We Help Loved Ones Age Gracefully at Home
Our caregivers provide in-home, nonmedical care to Alzheimer’s and Dementia clients. Our goal is to develop a supportive, comfortable atmosphere that our clients can thrive in.
What Do Our Caregivers Do on a Day-to-Day Basis?
We provide assistance to clients with mild, moderate, and severe cases of Alzheimer’s and Dementia. Our caregivers are trained to recognize new symptoms and track the progression of the disease so we can make suggestions for future care. Our goal is always to help our clients manage their daily lives even as new challenges develop.

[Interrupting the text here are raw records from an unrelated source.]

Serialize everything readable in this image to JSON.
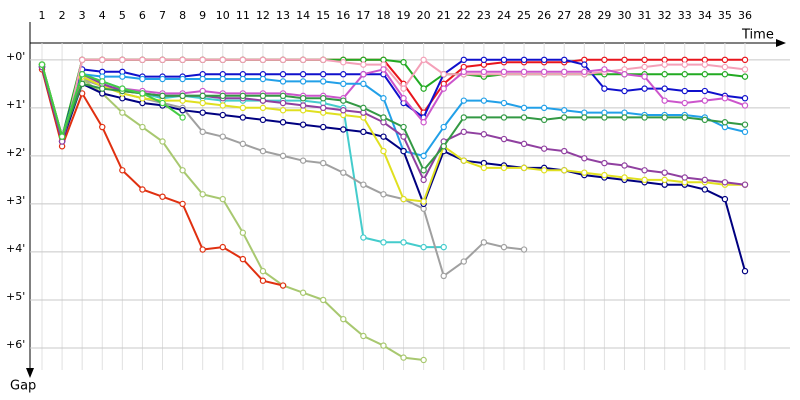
{
  "chart_data": {
    "type": "line",
    "x_label": "Time",
    "y_label": "Gap",
    "categories": [
      "1",
      "2",
      "3",
      "4",
      "5",
      "6",
      "7",
      "8",
      "9",
      "10",
      "11",
      "12",
      "13",
      "14",
      "15",
      "16",
      "17",
      "18",
      "19",
      "20",
      "21",
      "22",
      "23",
      "24",
      "25",
      "26",
      "27",
      "28",
      "29",
      "30",
      "31",
      "32",
      "33",
      "34",
      "35",
      "36"
    ],
    "ylim": [
      -0.6,
      7
    ],
    "invert_y": true,
    "grid": true,
    "yticks": [
      {
        "value": 0,
        "label": "+0'"
      },
      {
        "value": 1,
        "label": "+1'"
      },
      {
        "value": 2,
        "label": "+2'"
      },
      {
        "value": 3,
        "label": "+3'"
      },
      {
        "value": 4,
        "label": "+4'"
      },
      {
        "value": 5,
        "label": "+5'"
      },
      {
        "value": 6,
        "label": "+6'"
      }
    ],
    "series": [
      {
        "color": "#e8141c",
        "values": [
          0.1,
          1.7,
          0,
          0,
          0,
          0,
          0,
          0,
          0,
          0,
          0,
          0,
          0,
          0,
          0,
          0,
          0,
          0,
          0.5,
          1.1,
          0.5,
          0.15,
          0.1,
          0.05,
          0.05,
          0.05,
          0.05,
          0,
          0,
          0,
          0,
          0,
          0,
          0,
          0,
          0
        ]
      },
      {
        "color": "#22aa22",
        "values": [
          0.1,
          1.6,
          0,
          0,
          0,
          0,
          0,
          0,
          0,
          0,
          0,
          0,
          0,
          0,
          0,
          0,
          0,
          0,
          0.05,
          0.6,
          0.3,
          0.3,
          0.35,
          0.3,
          0.3,
          0.3,
          0.3,
          0.3,
          0.3,
          0.3,
          0.3,
          0.3,
          0.3,
          0.3,
          0.3,
          0.35
        ]
      },
      {
        "color": "#1010cc",
        "values": [
          0.1,
          1.6,
          0.2,
          0.25,
          0.25,
          0.35,
          0.35,
          0.35,
          0.3,
          0.3,
          0.3,
          0.3,
          0.3,
          0.3,
          0.3,
          0.3,
          0.3,
          0.3,
          0.9,
          1.2,
          0.3,
          0,
          0,
          0,
          0,
          0,
          0,
          0.1,
          0.6,
          0.65,
          0.6,
          0.6,
          0.65,
          0.65,
          0.75,
          0.8
        ]
      },
      {
        "color": "#f4a0b8",
        "values": [
          0.1,
          1.8,
          0,
          0,
          0,
          0,
          0,
          0,
          0,
          0,
          0,
          0,
          0,
          0,
          0,
          0.05,
          0.1,
          0.1,
          0.6,
          0,
          0.3,
          0.3,
          0.3,
          0.3,
          0.3,
          0.3,
          0.3,
          0.3,
          0.25,
          0.2,
          0.15,
          0.1,
          0.1,
          0.1,
          0.15,
          0.2
        ]
      },
      {
        "color": "#cc55cc",
        "values": [
          0.15,
          1.7,
          0.4,
          0.55,
          0.6,
          0.65,
          0.7,
          0.7,
          0.65,
          0.7,
          0.7,
          0.7,
          0.7,
          0.75,
          0.75,
          0.8,
          0.3,
          0.2,
          0.8,
          1.3,
          0.6,
          0.25,
          0.25,
          0.25,
          0.25,
          0.25,
          0.25,
          0.25,
          0.2,
          0.3,
          0.35,
          0.85,
          0.9,
          0.85,
          0.8,
          0.95
        ]
      },
      {
        "color": "#22a0e8",
        "values": [
          0.15,
          1.6,
          0.3,
          0.35,
          0.35,
          0.4,
          0.4,
          0.4,
          0.4,
          0.4,
          0.4,
          0.4,
          0.45,
          0.45,
          0.45,
          0.5,
          0.5,
          0.8,
          1.9,
          2.0,
          1.4,
          0.85,
          0.85,
          0.9,
          1.0,
          1.0,
          1.05,
          1.1,
          1.1,
          1.1,
          1.15,
          1.15,
          1.15,
          1.2,
          1.4,
          1.5
        ]
      },
      {
        "color": "#44cccc",
        "values": [
          0.1,
          1.6,
          0.3,
          0.45,
          0.6,
          0.7,
          0.8,
          0.75,
          0.8,
          0.85,
          0.85,
          0.85,
          0.85,
          0.85,
          0.9,
          1.0,
          3.7,
          3.8,
          3.8,
          3.9,
          3.9,
          null,
          null,
          null,
          null,
          null,
          null,
          null,
          null,
          null,
          null,
          null,
          null,
          null,
          null,
          null
        ]
      },
      {
        "color": "#a0a0a0",
        "values": [
          0.1,
          1.6,
          0.4,
          0.55,
          0.7,
          0.8,
          0.9,
          1.0,
          1.5,
          1.6,
          1.75,
          1.9,
          2.0,
          2.1,
          2.15,
          2.35,
          2.6,
          2.8,
          2.9,
          3.1,
          4.5,
          4.2,
          3.8,
          3.9,
          3.95,
          null,
          null,
          null,
          null,
          null,
          null,
          null,
          null,
          null,
          null,
          null
        ]
      },
      {
        "color": "#a8c870",
        "values": [
          0.1,
          1.6,
          0.4,
          0.7,
          1.1,
          1.4,
          1.7,
          2.3,
          2.8,
          2.9,
          3.6,
          4.4,
          4.7,
          4.85,
          5.0,
          5.4,
          5.75,
          5.95,
          6.2,
          6.25,
          null,
          null,
          null,
          null,
          null,
          null,
          null,
          null,
          null,
          null,
          null,
          null,
          null,
          null,
          null,
          null
        ]
      },
      {
        "color": "#e03010",
        "values": [
          0.2,
          1.8,
          0.7,
          1.4,
          2.3,
          2.7,
          2.85,
          3.0,
          3.95,
          3.9,
          4.15,
          4.6,
          4.7,
          null,
          null,
          null,
          null,
          null,
          null,
          null,
          null,
          null,
          null,
          null,
          null,
          null,
          null,
          null,
          null,
          null,
          null,
          null,
          null,
          null,
          null,
          null
        ]
      },
      {
        "color": "#000080",
        "values": [
          0.15,
          1.7,
          0.5,
          0.7,
          0.8,
          0.9,
          0.95,
          1.05,
          1.1,
          1.15,
          1.2,
          1.25,
          1.3,
          1.35,
          1.4,
          1.45,
          1.5,
          1.6,
          1.9,
          3.0,
          1.9,
          2.1,
          2.15,
          2.2,
          2.25,
          2.25,
          2.3,
          2.4,
          2.45,
          2.5,
          2.55,
          2.6,
          2.6,
          2.7,
          2.9,
          4.4
        ]
      },
      {
        "color": "#e0e020",
        "values": [
          0.1,
          1.6,
          0.35,
          0.55,
          0.7,
          0.8,
          0.85,
          0.85,
          0.9,
          0.95,
          1.0,
          1.0,
          1.05,
          1.05,
          1.1,
          1.15,
          1.2,
          1.9,
          2.9,
          2.95,
          1.8,
          2.1,
          2.25,
          2.25,
          2.25,
          2.3,
          2.3,
          2.35,
          2.4,
          2.45,
          2.5,
          2.5,
          2.55,
          2.55,
          2.6,
          2.6
        ]
      },
      {
        "color": "#9040a0",
        "values": [
          0.15,
          1.7,
          0.3,
          0.5,
          0.65,
          0.7,
          0.75,
          0.75,
          0.75,
          0.8,
          0.8,
          0.85,
          0.9,
          0.95,
          1.0,
          1.05,
          1.1,
          1.3,
          1.6,
          2.5,
          1.7,
          1.5,
          1.55,
          1.65,
          1.75,
          1.85,
          1.9,
          2.05,
          2.15,
          2.2,
          2.3,
          2.35,
          2.45,
          2.5,
          2.55,
          2.6
        ]
      },
      {
        "color": "#339944",
        "values": [
          0.1,
          1.6,
          0.5,
          0.6,
          0.65,
          0.7,
          0.75,
          0.75,
          0.75,
          0.75,
          0.75,
          0.75,
          0.75,
          0.8,
          0.8,
          0.85,
          1.0,
          1.2,
          1.4,
          2.3,
          1.8,
          1.2,
          1.2,
          1.2,
          1.2,
          1.25,
          1.2,
          1.2,
          1.2,
          1.2,
          1.2,
          1.2,
          1.2,
          1.25,
          1.3,
          1.35
        ]
      },
      {
        "color": "#44cc44",
        "values": [
          0.1,
          1.6,
          0.3,
          0.45,
          0.6,
          0.7,
          0.9,
          1.2,
          null,
          null,
          null,
          null,
          null,
          null,
          null,
          null,
          null,
          null,
          null,
          null,
          null,
          null,
          null,
          null,
          null,
          null,
          null,
          null,
          null,
          null,
          null,
          null,
          null,
          null,
          null,
          null
        ]
      }
    ]
  }
}
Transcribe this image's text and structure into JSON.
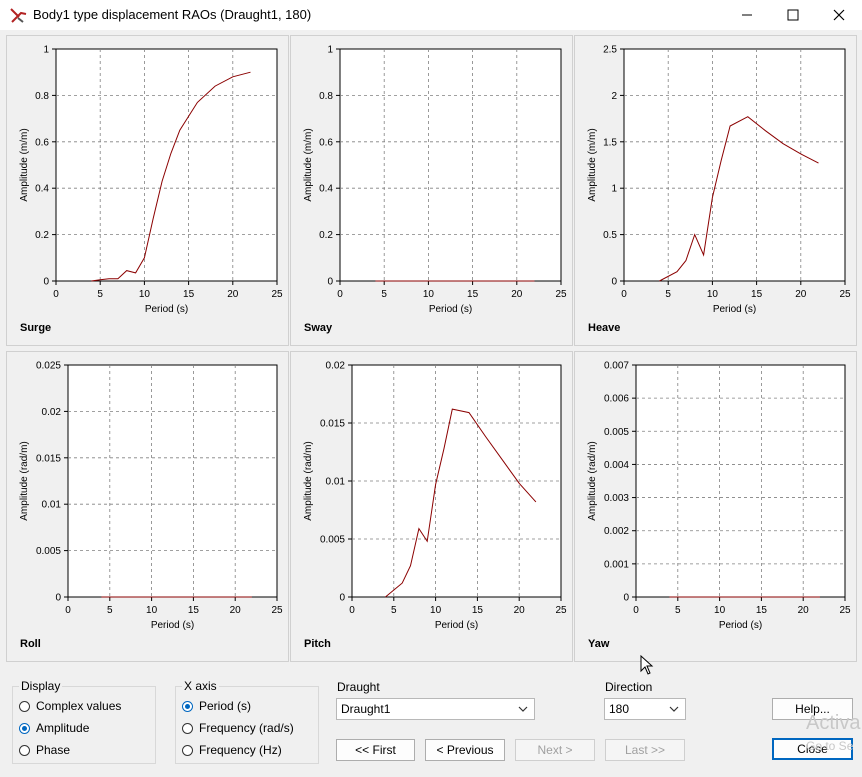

Depending on the stage of the disease and many other factors, our caregivers can perform a wide variety of services related to activities of daily living (ADLs) and instrumental activities of daily living (IADLs). The typical day may include the following services provided:
We help our clients stay connected and avoid feelings of isolation and loneliness that can worsen their health and quality of life. We are here to listen, support, and engage clients with activities they enjoy.
We offer basic care services that ensure our clients can live independently at home. These services include assistance with bathing, dressing, toileting, toothbrushing, and grooming.
We train all caregivers to identify times and scenarios where clients may be more likely to wander out of sight. By meeting all basic needs and staying proactive, we can help your loved one feel safe in our care.
Injury and Fall Prevention
We make the home a secure place. From identifying potential risk factors to offering guidance on tools and accessories to enhance safety in the home, we will help you reduce the chances of a fall or other injury requiring medical attention.
We can provide nutritious meals to your loved one based on their doctor’s recommendation and preference. Our caregivers can also assist with feeding to ensure consistency of nutrition.
We offer light housekeeping and laundry services to keep the residence safe and familiar to your loved one. We will keep your home clean and provide a comforting atmosphere.
Why Family Caregivers Need to Ask for Help
It is typically up to a spouse, child, friend, or another family member to become the primary caregiver for a loved one who can no longer take care of themselves. Many also have to care for their own children, work, and tend to other responsibilities in addition to their caregiving duties.
Caregiver burnout and compassion fatigue are common for family caregivers, and the warning signs include exhaustion, feeling overwhelmed, anxiety, substance abuse, and difficulty sleeping.